A return to the South Side
The new location marks a return to the part of Madison the foundation always wanted to call home.
“The South Side has always been the heart of the Black community in Madison,” Peyton said. “Being planted on the South Side at this time, where there is this renaissance, this new space of leadership — something has shifted in Madison that we’ve all contributed to and built, but most recently I felt that shift in a way that I hadn’t before.”
She noted the rise of infrastructure specifically intended to support Black and Latino communities on the South Side – the Urban League’s Black Business Hub, the Center for Black Excellence and Culture, Centro Hispano and the Madison College Goodman South Campus.
The location places FFBBW among that cluster of potential partner organizations.
“Freedom Inc. is right across the street, Urban League, the Black Center, Urban Triage, Park Street health system partners, (University of Wisconsin) campus,” Peyton said. “We’re moving back into the heart.” The proximity, she added, “extends an opportunity to delve deeper into those partnerships, to really align and deepen our collaboration in solving big problems together.”
The move has been relatively sudden and unexpected, as the owner of FFBBW’s current home on Grand Canyon Drive has changed plans for that building and didn’t renew the foundation’s lease. But Peyton sees a silver lining.
“Change comes through means that you sometimes don’t expect,” she said. “What may seem like a burden or an inconvenience then becomes an opportunity and a pathway to so much more. It’s a time of renewal, which we need — this work in the nonprofit arena is grueling, it’s all-consuming, it demands everything. This space feels like a new day.”
‘A haven’ for Black women
For Peyton, the new space carries the same promise as the one the foundation is leaving. “It’s a place that women know they can come and be fully who they are. It’s trusted,” she said. “That’s so valuable in this city, for Black women to feel like they have a space that is for them, reflects them, and is always an open door … Black women in the city deserve spaces that are really designed for them, and anyone who supports Black women — this space really is a haven.”
Staff said the move opens new possibilities for connecting with the community they serve.

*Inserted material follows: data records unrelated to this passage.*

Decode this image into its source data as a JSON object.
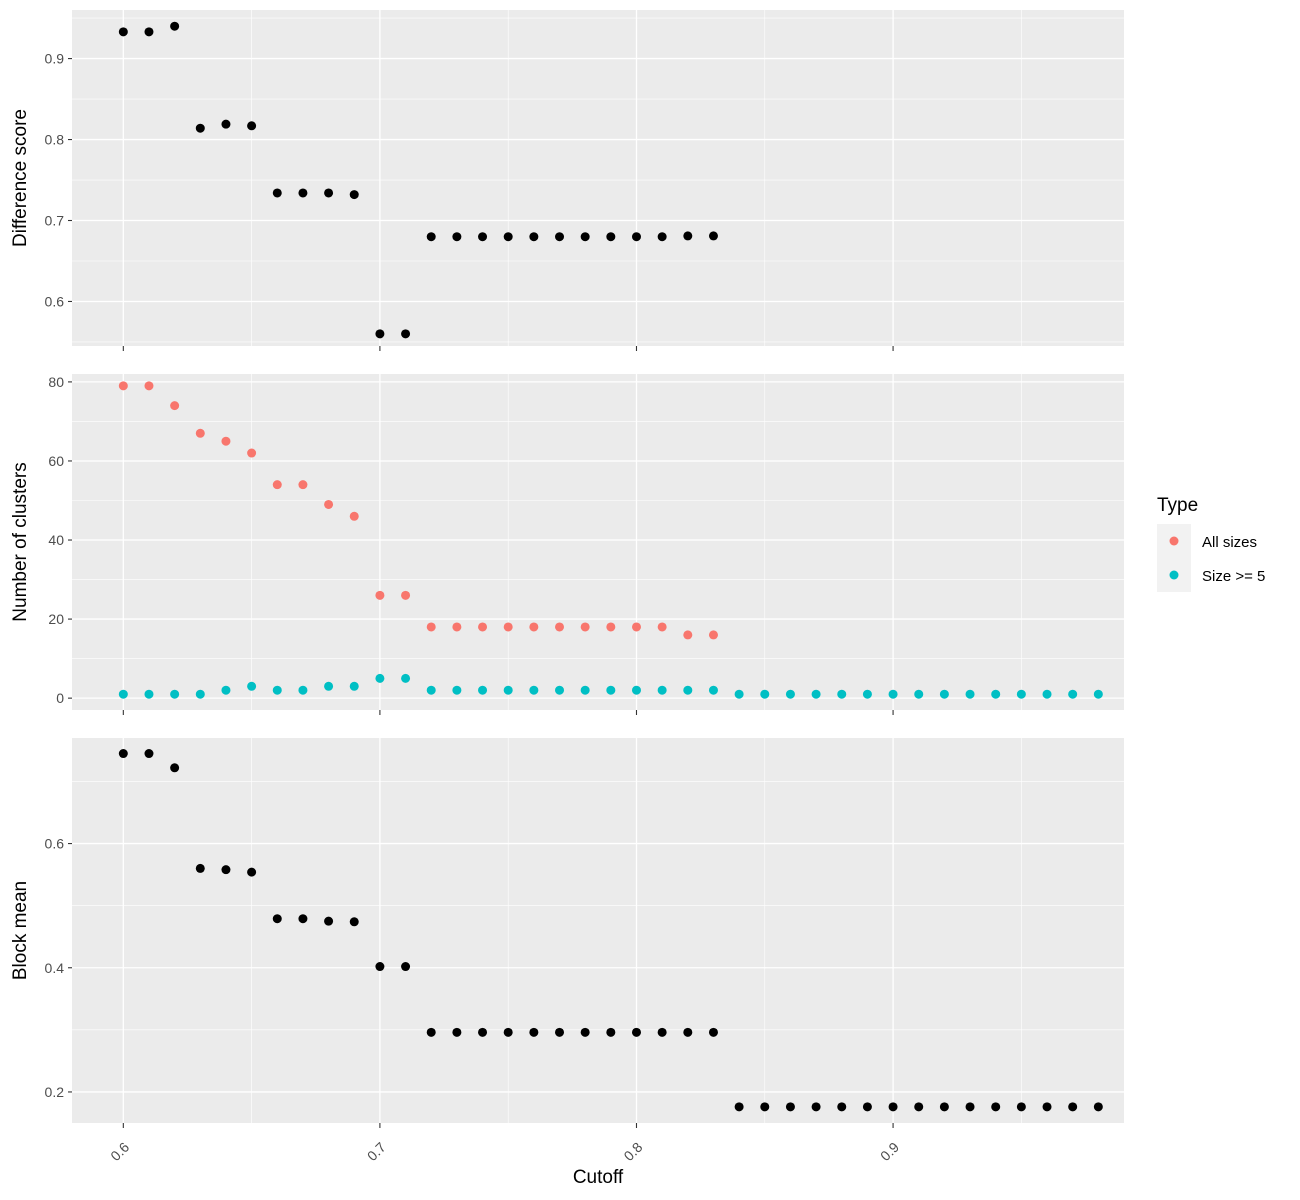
{
  "chart_data": [
    {
      "type": "scatter",
      "panel": "top",
      "ylabel": "Difference score",
      "xlim": [
        0.58,
        0.99
      ],
      "ylim": [
        0.545,
        0.96
      ],
      "y_ticks": [
        0.6,
        0.7,
        0.8,
        0.9
      ],
      "y_tick_labels": [
        "0.6",
        "0.7",
        "0.8",
        "0.9"
      ],
      "grid": true,
      "series": [
        {
          "color": "#000000",
          "x": [
            0.6,
            0.61,
            0.62,
            0.63,
            0.64,
            0.65,
            0.66,
            0.67,
            0.68,
            0.69,
            0.7,
            0.71,
            0.72,
            0.73,
            0.74,
            0.75,
            0.76,
            0.77,
            0.78,
            0.79,
            0.8,
            0.81,
            0.82,
            0.83
          ],
          "y": [
            0.933,
            0.933,
            0.94,
            0.814,
            0.819,
            0.817,
            0.734,
            0.734,
            0.734,
            0.732,
            0.56,
            0.56,
            0.68,
            0.68,
            0.68,
            0.68,
            0.68,
            0.68,
            0.68,
            0.68,
            0.68,
            0.68,
            0.681,
            0.681
          ]
        }
      ]
    },
    {
      "type": "scatter",
      "panel": "middle",
      "ylabel": "Number of clusters",
      "xlim": [
        0.58,
        0.99
      ],
      "ylim": [
        -3,
        82
      ],
      "y_ticks": [
        0,
        20,
        40,
        60,
        80
      ],
      "y_tick_labels": [
        "0",
        "20",
        "40",
        "60",
        "80"
      ],
      "grid": true,
      "series": [
        {
          "name": "All sizes",
          "color": "#F8766D",
          "x": [
            0.6,
            0.61,
            0.62,
            0.63,
            0.64,
            0.65,
            0.66,
            0.67,
            0.68,
            0.69,
            0.7,
            0.71,
            0.72,
            0.73,
            0.74,
            0.75,
            0.76,
            0.77,
            0.78,
            0.79,
            0.8,
            0.81,
            0.82,
            0.83
          ],
          "y": [
            79,
            79,
            74,
            67,
            65,
            62,
            54,
            54,
            49,
            46,
            26,
            26,
            18,
            18,
            18,
            18,
            18,
            18,
            18,
            18,
            18,
            18,
            16,
            16
          ]
        },
        {
          "name": "Size >= 5",
          "color": "#00BFC4",
          "x": [
            0.6,
            0.61,
            0.62,
            0.63,
            0.64,
            0.65,
            0.66,
            0.67,
            0.68,
            0.69,
            0.7,
            0.71,
            0.72,
            0.73,
            0.74,
            0.75,
            0.76,
            0.77,
            0.78,
            0.79,
            0.8,
            0.81,
            0.82,
            0.83,
            0.84,
            0.85,
            0.86,
            0.87,
            0.88,
            0.89,
            0.9,
            0.91,
            0.92,
            0.93,
            0.94,
            0.95,
            0.96,
            0.97,
            0.98
          ],
          "y": [
            1,
            1,
            1,
            1,
            2,
            3,
            2,
            2,
            3,
            3,
            5,
            5,
            2,
            2,
            2,
            2,
            2,
            2,
            2,
            2,
            2,
            2,
            2,
            2,
            1,
            1,
            1,
            1,
            1,
            1,
            1,
            1,
            1,
            1,
            1,
            1,
            1,
            1,
            1
          ]
        }
      ]
    },
    {
      "type": "scatter",
      "panel": "bottom",
      "ylabel": "Block mean",
      "xlabel": "Cutoff",
      "xlim": [
        0.58,
        0.99
      ],
      "ylim": [
        0.15,
        0.77
      ],
      "y_ticks": [
        0.2,
        0.4,
        0.6
      ],
      "y_tick_labels": [
        "0.2",
        "0.4",
        "0.6"
      ],
      "x_ticks": [
        0.6,
        0.7,
        0.8,
        0.9
      ],
      "x_tick_labels": [
        "0.6",
        "0.7",
        "0.8",
        "0.9"
      ],
      "grid": true,
      "series": [
        {
          "color": "#000000",
          "x": [
            0.6,
            0.61,
            0.62,
            0.63,
            0.64,
            0.65,
            0.66,
            0.67,
            0.68,
            0.69,
            0.7,
            0.71,
            0.72,
            0.73,
            0.74,
            0.75,
            0.76,
            0.77,
            0.78,
            0.79,
            0.8,
            0.81,
            0.82,
            0.83,
            0.84,
            0.85,
            0.86,
            0.87,
            0.88,
            0.89,
            0.9,
            0.91,
            0.92,
            0.93,
            0.94,
            0.95,
            0.96,
            0.97,
            0.98
          ],
          "y": [
            0.745,
            0.745,
            0.722,
            0.56,
            0.558,
            0.554,
            0.479,
            0.479,
            0.475,
            0.474,
            0.402,
            0.402,
            0.296,
            0.296,
            0.296,
            0.296,
            0.296,
            0.296,
            0.296,
            0.296,
            0.296,
            0.296,
            0.296,
            0.296,
            0.176,
            0.176,
            0.176,
            0.176,
            0.176,
            0.176,
            0.176,
            0.176,
            0.176,
            0.176,
            0.176,
            0.176,
            0.176,
            0.176,
            0.176
          ]
        }
      ]
    }
  ],
  "legend": {
    "title": "Type",
    "items": [
      {
        "label": "All sizes",
        "color": "#F8766D"
      },
      {
        "label": "Size >= 5",
        "color": "#00BFC4"
      }
    ],
    "placement": "right"
  },
  "colors": {
    "panel_background": "#EBEBEB",
    "grid_major": "#FFFFFF",
    "tick_text": "#4D4D4D"
  }
}
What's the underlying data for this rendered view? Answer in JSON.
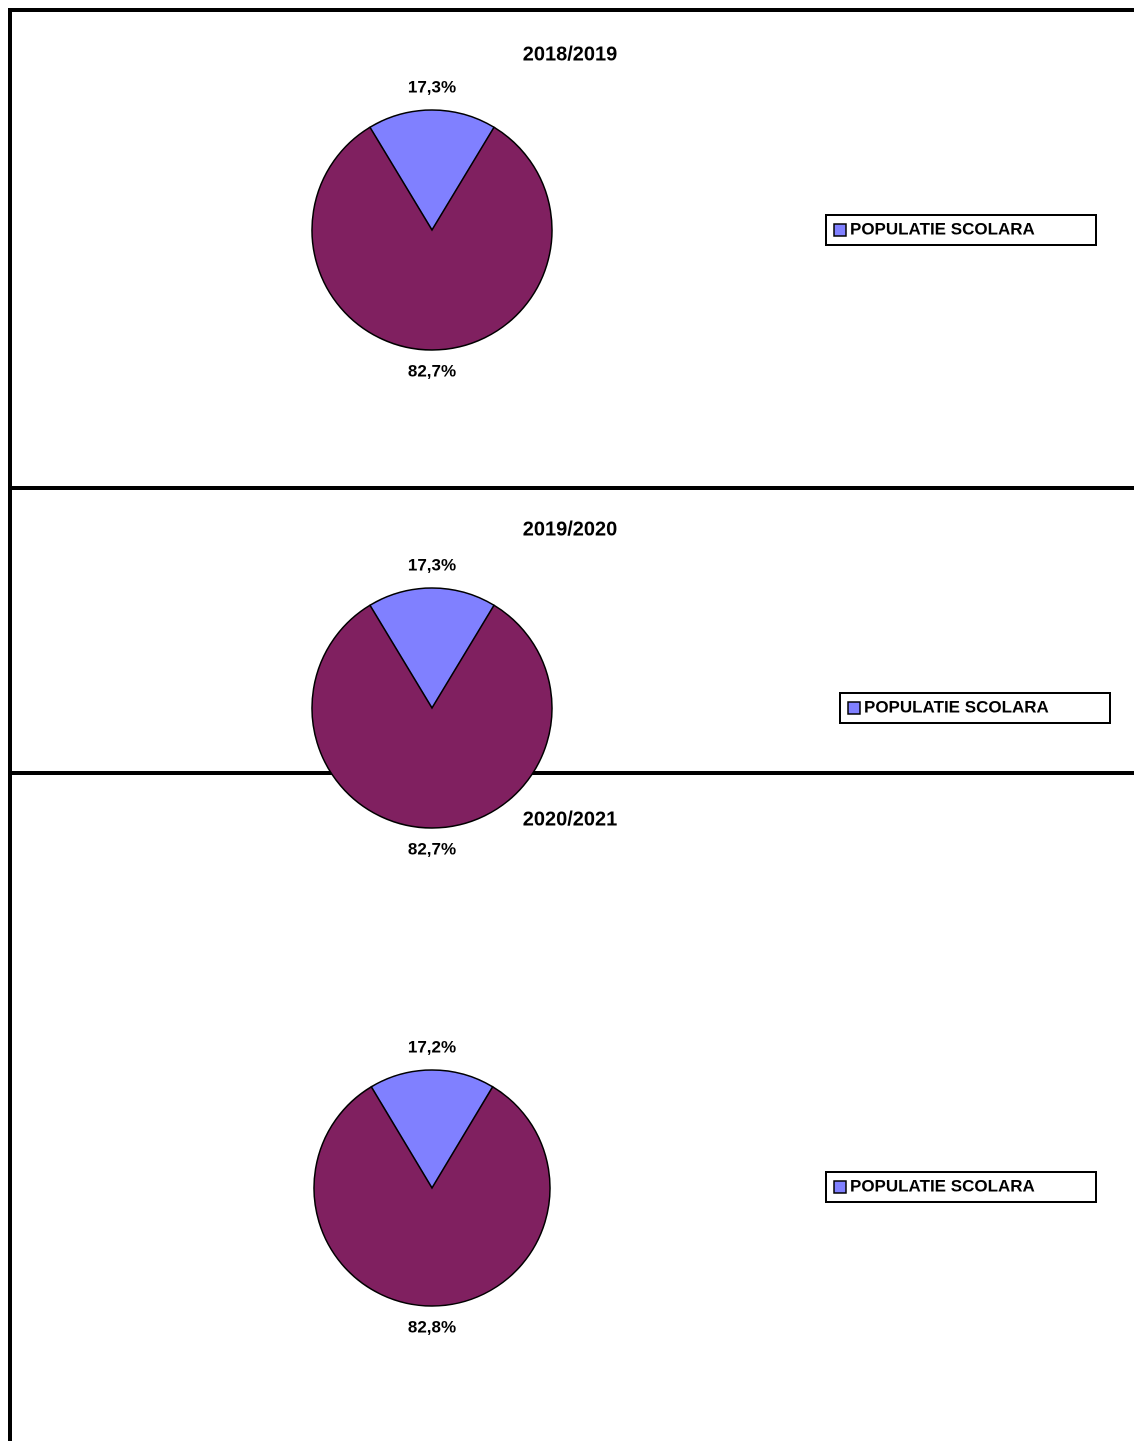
{
  "chart_data": [
    {
      "type": "pie",
      "title": "2018/2019",
      "categories": [
        "POPULATIE SCOLARA",
        null
      ],
      "values": [
        17.3,
        82.7
      ],
      "value_labels": [
        "17,3%",
        "82,7%"
      ],
      "colors": [
        "#8080ff",
        "#802060"
      ],
      "legend": "right"
    },
    {
      "type": "pie",
      "title": "2019/2020",
      "categories": [
        "POPULATIE SCOLARA",
        null
      ],
      "values": [
        17.3,
        82.7
      ],
      "value_labels": [
        "17,3%",
        "82,7%"
      ],
      "colors": [
        "#8080ff",
        "#802060"
      ],
      "legend": "right"
    },
    {
      "type": "pie",
      "title": "2020/2021",
      "categories": [
        "POPULATIE SCOLARA",
        null
      ],
      "values": [
        17.2,
        82.8
      ],
      "value_labels": [
        "17,2%",
        "82,8%"
      ],
      "colors": [
        "#8080ff",
        "#802060"
      ],
      "legend": "right"
    }
  ]
}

“I’m excited for the new opportunities in how we can engage community,” said Christine Russell, director of health and wellness programs. “I think it’s going to allow us to be much more intentionally integrated than we’ve been on the far west side.”
Micaela Berry Smith, director of maternal and child health initiatives, said the location brings the foundation closer to the families it works with.
“A majority of our families are in this area, so just being able to be a little more tangible to them, allowing our doulas to meet them where they are, and having a beautiful space where they can come together and feel comfortable and build community in a safe space … that’s what I’m most looking forward to,” she said.
Natasha Watkins, community health services manager, put it simply: “This area is where our community is. I look out and I’m like, this is where we’re meant to be.”
Staff also pointed to the new space’s accessibility from the University of Wisconsin campus and its potential as a refuge for young Black women.
“There are a lot of young Black girls on campus who are going through a lot, who feel like they’re not close enough to a place where they can just exist and relax and sit,” said administrative and operations assistant Alana Caire. “It would be cool if they could just say, ‘Hey, can I come here and relax?'”
How to help
The foundation plans to expand programming, deepen its community engagement and open the space for community use once the move is complete. To reach its $100,000 goal and outfit the new center, the foundation is asking for community donations at FFBWW.org/donate.
“This is just a new chapter with the same commitment,” Peyton said, “to expand and deepen our relationship to community support.”